Home » Gender and Sex » Bangladesh LGBT mag editor Xulhaz Mannan's murder: Let this not be another statistic
 
SPEED NEWS

Bangladesh LGBT mag editor Xulhaz Mannan's murder: Let this not be another statistic

Dhrubo Jyoti | Updated on: 10 February 2017, 1:51 IST

When the news broke, it came in great waves of numbness, nausea and regret. The editor of Bangladesh's only LGBT magazine and his friend hacked to death by a group of men in Dhaka on Monday.

There is little time to cope with death in newsrooms; Xulhaz Mannan and his friend Tanay Mojumdar had become letters to be typed out, edited and made news by heterosexual men, strangers to the struggles of millions of Lesbian, Gay, Bisexual, Transgender (LGBT) people.

Mannan was the editor of Bangladesh's first LGBT magazine, Roopban. The security guard at the apartment he lived in was seriously wounded.

These were not isolated killings and came after days of intimidation and threats on Facebook by members of a group called Voice of Bangladesh. The group spent days spewing hatred against LGBT persons in Bangladesh, singling out profiles for hate speech and threats of physical violence and rejoicing in their social media humiliation.

Mannan was also one of the organisers of the Ramdhanu Shobhajatra in Dhaka last year, where hundreds of people turned up in the colourful pride to mark the Bengali new year.

But this year, the event was scheduled after days of threats, some on social media by members of Voice of Bangladesh, and police even arrested four people who turned up. A petition by concerned activists and allies in India to ban the Facebook group and ensure stringent action against LGBT hate speech online is circulating on Change.org.

The murders were also part of a broader pattern to muzzle free thinking and speech in the country by suspected hardline Islamic groups. The killing spree started in February last year when blogger Avijit Roy was hacked to death.

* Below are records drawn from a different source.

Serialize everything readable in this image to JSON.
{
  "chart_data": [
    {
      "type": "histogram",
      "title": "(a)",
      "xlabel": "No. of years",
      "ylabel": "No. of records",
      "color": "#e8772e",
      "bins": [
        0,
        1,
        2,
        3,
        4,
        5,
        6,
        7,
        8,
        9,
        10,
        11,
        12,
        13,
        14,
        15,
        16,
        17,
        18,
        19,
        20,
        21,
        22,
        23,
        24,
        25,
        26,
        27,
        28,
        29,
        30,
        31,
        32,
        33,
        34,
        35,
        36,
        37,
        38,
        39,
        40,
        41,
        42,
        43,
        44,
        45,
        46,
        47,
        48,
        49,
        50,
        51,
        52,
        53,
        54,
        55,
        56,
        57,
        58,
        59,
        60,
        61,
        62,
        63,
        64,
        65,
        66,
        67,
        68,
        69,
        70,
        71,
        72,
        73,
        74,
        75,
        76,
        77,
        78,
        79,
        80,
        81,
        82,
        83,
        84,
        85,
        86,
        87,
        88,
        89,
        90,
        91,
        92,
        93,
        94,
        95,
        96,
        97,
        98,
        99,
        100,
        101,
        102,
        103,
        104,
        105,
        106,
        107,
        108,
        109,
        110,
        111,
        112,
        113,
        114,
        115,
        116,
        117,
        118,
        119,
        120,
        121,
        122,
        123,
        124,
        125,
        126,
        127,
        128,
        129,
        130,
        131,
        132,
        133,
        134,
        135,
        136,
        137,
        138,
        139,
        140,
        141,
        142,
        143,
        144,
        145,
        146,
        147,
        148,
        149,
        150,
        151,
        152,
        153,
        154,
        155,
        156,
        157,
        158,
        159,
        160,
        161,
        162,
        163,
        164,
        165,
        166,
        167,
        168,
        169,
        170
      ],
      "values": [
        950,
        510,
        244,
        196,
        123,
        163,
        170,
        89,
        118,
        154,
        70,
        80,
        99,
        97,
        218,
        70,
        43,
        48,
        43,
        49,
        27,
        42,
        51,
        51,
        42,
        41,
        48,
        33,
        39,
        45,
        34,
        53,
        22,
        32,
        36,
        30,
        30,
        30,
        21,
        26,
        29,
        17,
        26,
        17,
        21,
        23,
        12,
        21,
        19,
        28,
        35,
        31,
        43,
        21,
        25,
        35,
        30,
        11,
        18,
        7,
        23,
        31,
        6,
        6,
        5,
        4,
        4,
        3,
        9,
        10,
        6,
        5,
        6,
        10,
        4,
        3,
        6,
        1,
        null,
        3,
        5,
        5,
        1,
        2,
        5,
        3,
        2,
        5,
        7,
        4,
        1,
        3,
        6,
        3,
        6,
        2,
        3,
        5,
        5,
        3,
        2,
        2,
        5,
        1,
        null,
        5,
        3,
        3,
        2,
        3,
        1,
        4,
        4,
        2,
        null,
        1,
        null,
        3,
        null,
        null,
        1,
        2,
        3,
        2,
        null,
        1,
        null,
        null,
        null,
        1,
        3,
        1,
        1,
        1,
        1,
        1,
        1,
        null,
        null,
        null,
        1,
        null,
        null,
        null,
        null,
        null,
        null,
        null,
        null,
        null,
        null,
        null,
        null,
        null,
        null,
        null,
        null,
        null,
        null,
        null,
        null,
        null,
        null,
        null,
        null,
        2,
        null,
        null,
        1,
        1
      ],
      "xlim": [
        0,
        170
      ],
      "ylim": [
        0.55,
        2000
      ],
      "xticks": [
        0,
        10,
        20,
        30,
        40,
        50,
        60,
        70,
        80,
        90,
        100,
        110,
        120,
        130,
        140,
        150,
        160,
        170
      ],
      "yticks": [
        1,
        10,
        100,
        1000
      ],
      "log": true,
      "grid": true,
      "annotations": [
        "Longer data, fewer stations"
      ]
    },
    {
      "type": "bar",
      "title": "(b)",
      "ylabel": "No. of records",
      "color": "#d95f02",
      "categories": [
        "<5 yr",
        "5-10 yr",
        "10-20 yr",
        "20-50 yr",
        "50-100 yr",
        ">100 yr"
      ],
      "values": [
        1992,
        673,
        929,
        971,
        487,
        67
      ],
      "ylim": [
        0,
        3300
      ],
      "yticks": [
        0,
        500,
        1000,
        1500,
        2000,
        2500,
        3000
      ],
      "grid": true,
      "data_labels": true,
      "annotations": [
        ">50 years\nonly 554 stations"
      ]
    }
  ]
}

Since then, numerous bloggers, thinkers, students and professors have been thrashed, shot, hacked. Just two days ago, a professor at Bangladesh's Rajshahi University was killed by suspected Islamic State militants. Mannan's killers were also heard chanting "Naraaye Takbir, Allah-hu-Akbar".

None of this is new. LGBT people are rarely safe anywhere in a world where straight, upper middle class, white (or upper-caste) men dominate. From Dhaka to Delhi to New York, queer folk are maimed, bruised, beaten, raped and killed with impunity by a patriarchy that is both powerful and fragile. More transpersons were killed last year than at any point in recorded history.

Bangladesh is a story of contradictions. It has its section 377 - a legacy of the same colonial baggage India carries. But in 2013, it accorded transgender people "third gender" status and has worked, sporadically, for their welfare.

In India, stories of LGBT hate speech, assault, discrimination are common. Intimated by section 377 and a pincer grip of gender, caste, class oppression, thousands of LGBT people don't even have access to the law, let alone justice.

But Mannan's death brought it home with a sickening crunch: That as we debated ways to get married and the perfect party venue, people were getting hacked with machetes in their own homes. That a rampaging army of people out to purify their country of deviants and law-breakers weren't being stopped by a avowedly secular government. Wait, does that sound familiar?

I only knew Mannan through his writings and discussions on online fora in Bangladesh, most of which will close down now. A cleansing movement will push more and more thinkers, free-speech exponents to the margins, make LGBT folks retreat into the shadows and compel them to choose if they should abandon their homes, just because their love and lives weren't sanctioned by the powerful.

In these dark times, Mannan's words stand out and his powerful articulation of the language of love can soothe and show the way.

"In a country where the whole concept of sex and sexuality is a taboo, we are learning to navigate our ways by highlighting love as the center of all, as a human right that can't be denied, hoping for broader acceptance some day!" he wrote in an article for Pinkpages. Inshallah.